# Flightliner paint products?



## Monarky (May 8, 2013)

Does anyone know of a good paint product that sticks well on chrome finishes?  I want to repaint the chrome fork tips on my 1961 JC Higgins Flightliner and looking for something that will last.  Please let me know?


----------



## jpromo (May 8, 2013)

Never painted onto chrome myself but one can't help but notice that original stuff is often pretty flaky.. so it may have not been perfected from the factory.

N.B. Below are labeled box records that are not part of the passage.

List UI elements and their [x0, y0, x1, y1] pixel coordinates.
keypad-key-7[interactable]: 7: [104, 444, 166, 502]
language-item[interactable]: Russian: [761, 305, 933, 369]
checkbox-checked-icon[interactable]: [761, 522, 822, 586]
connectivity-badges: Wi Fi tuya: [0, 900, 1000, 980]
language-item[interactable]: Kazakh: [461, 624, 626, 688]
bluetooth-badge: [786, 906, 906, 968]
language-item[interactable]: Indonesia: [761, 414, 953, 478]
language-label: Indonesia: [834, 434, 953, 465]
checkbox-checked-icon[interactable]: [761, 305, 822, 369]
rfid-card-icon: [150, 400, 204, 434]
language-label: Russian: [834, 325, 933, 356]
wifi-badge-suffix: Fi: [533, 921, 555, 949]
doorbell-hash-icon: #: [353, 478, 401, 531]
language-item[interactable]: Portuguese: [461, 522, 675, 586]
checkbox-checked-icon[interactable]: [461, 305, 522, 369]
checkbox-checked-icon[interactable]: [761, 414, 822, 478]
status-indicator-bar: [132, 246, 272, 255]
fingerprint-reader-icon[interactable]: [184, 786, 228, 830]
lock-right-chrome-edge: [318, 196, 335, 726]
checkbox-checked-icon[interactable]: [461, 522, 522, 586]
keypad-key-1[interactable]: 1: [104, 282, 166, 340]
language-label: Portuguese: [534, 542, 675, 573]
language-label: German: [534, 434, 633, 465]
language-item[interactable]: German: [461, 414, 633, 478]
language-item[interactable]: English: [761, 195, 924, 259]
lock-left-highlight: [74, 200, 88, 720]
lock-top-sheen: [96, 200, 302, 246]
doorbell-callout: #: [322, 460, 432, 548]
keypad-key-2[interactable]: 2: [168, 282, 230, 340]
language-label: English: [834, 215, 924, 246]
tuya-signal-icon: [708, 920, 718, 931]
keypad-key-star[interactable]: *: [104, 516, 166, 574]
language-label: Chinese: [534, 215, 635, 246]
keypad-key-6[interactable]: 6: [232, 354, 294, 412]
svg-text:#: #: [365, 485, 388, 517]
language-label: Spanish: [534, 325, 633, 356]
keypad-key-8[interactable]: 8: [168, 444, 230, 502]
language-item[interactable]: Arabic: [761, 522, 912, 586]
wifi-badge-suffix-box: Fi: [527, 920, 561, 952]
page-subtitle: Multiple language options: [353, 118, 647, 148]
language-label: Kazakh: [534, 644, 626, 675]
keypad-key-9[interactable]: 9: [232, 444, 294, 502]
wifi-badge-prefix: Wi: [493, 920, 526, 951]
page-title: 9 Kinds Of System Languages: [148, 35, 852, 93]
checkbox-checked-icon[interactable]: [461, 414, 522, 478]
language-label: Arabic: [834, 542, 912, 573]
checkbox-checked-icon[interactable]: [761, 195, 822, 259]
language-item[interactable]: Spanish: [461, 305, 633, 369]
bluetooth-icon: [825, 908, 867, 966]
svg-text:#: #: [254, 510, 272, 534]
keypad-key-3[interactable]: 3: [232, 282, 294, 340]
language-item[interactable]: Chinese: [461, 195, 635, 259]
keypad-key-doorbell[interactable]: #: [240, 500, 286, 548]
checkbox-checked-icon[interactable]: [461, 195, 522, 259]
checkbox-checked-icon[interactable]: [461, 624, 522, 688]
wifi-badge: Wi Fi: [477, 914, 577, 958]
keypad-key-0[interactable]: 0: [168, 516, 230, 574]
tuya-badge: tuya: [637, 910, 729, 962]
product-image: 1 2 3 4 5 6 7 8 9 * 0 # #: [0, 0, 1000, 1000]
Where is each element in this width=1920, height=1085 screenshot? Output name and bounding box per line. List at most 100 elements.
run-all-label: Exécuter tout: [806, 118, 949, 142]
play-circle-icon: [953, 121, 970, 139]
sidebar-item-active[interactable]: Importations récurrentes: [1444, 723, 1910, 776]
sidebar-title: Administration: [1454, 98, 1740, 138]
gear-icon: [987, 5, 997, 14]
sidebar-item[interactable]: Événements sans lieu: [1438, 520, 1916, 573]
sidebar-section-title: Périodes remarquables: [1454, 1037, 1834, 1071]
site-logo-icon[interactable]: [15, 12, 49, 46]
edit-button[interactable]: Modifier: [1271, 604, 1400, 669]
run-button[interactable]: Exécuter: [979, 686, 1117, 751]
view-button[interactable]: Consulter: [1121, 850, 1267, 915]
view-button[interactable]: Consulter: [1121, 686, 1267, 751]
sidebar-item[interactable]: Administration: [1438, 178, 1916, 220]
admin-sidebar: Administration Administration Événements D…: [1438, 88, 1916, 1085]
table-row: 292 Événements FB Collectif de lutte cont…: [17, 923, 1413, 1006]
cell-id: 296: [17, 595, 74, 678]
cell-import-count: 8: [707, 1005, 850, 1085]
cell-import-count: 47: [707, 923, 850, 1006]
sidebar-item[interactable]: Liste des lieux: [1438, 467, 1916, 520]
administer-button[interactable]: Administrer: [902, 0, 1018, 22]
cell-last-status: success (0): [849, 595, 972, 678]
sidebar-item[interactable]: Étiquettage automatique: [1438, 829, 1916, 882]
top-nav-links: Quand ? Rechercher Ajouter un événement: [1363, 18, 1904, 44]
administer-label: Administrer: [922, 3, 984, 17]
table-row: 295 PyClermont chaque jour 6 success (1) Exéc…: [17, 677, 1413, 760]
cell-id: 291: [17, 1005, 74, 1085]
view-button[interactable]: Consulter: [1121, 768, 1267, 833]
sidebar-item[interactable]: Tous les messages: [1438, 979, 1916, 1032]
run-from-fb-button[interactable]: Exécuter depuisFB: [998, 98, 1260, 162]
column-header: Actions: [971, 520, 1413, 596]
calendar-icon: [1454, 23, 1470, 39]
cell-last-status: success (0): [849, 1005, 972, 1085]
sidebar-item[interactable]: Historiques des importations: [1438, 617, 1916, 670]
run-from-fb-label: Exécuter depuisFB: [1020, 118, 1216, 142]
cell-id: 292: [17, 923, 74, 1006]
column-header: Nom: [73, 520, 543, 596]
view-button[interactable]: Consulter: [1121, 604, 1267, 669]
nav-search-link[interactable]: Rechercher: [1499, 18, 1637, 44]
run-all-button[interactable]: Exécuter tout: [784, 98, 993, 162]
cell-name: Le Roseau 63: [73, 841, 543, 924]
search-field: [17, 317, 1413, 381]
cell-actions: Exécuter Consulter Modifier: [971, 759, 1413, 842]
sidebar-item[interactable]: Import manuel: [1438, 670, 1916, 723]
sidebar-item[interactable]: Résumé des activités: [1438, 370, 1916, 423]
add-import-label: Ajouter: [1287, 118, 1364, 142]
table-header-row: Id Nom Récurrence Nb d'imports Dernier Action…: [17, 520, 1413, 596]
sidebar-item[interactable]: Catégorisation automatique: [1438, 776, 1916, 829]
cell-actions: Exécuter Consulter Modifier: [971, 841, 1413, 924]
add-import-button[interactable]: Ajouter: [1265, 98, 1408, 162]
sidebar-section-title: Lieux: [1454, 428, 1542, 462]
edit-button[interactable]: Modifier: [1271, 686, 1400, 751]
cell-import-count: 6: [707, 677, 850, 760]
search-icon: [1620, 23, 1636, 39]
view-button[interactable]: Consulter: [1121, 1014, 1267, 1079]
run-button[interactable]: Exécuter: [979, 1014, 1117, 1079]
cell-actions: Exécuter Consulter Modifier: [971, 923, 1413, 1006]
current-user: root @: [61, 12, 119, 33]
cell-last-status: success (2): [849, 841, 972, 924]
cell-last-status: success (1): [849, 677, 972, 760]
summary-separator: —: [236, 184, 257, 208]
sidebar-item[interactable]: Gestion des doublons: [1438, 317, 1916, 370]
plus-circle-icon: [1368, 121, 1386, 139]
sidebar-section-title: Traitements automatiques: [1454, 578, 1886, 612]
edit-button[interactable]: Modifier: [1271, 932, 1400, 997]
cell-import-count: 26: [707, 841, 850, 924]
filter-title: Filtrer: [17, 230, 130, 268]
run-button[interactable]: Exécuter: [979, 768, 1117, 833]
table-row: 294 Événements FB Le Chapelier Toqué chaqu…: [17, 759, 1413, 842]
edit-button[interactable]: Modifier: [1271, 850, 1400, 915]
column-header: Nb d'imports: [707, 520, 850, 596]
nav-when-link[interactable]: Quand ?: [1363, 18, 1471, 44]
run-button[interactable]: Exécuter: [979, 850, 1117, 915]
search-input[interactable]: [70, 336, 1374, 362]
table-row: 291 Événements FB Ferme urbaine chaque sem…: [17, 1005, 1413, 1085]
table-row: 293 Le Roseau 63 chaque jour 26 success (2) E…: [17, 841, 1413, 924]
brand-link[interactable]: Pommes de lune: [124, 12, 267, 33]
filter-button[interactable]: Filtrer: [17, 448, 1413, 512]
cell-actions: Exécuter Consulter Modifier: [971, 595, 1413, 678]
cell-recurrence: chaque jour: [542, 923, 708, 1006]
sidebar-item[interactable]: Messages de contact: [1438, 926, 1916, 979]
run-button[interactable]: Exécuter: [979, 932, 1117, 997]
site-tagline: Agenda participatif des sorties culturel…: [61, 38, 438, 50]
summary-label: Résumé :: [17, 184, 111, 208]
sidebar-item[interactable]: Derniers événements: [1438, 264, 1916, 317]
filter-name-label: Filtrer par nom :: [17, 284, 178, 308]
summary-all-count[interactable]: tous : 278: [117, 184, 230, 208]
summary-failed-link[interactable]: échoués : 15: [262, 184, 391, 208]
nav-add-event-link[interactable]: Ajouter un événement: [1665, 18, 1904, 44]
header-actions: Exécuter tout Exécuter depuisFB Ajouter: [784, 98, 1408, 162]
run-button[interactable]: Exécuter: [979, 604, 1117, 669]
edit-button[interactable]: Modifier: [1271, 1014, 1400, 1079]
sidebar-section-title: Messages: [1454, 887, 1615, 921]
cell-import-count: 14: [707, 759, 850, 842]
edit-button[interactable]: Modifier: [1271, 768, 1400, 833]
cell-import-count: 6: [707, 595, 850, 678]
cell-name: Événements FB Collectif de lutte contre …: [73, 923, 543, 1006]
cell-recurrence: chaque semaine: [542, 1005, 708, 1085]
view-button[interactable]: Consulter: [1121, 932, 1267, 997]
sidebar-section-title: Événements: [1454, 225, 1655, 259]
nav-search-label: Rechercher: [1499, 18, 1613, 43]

I'd say tape it off and scuff up the area real good, lay down a bit of etching primer first, then your candy red. Though, I think part of the look of these forks relies on the paint being somewhat translucent, so primer may kill that. Regardless, I recommend scuffing the chrome. Good luck!


----------



## Monarky (May 8, 2013)

jpromo said:


> Never painted onto chrome myself but one can't help but notice that original stuff is often pretty flaky.. so it may have not been perfected from the factory.
> 
> I'd say tape it off and scuff up the area real good, lay down a bit of etching primer first, then your candy red. Though, I think part of the look of these forks relies on the paint being somewhat translucent, so primer may kill that. Regardless, I recommend scuffing the chrome. Good luck!




Thanks for the tip


----------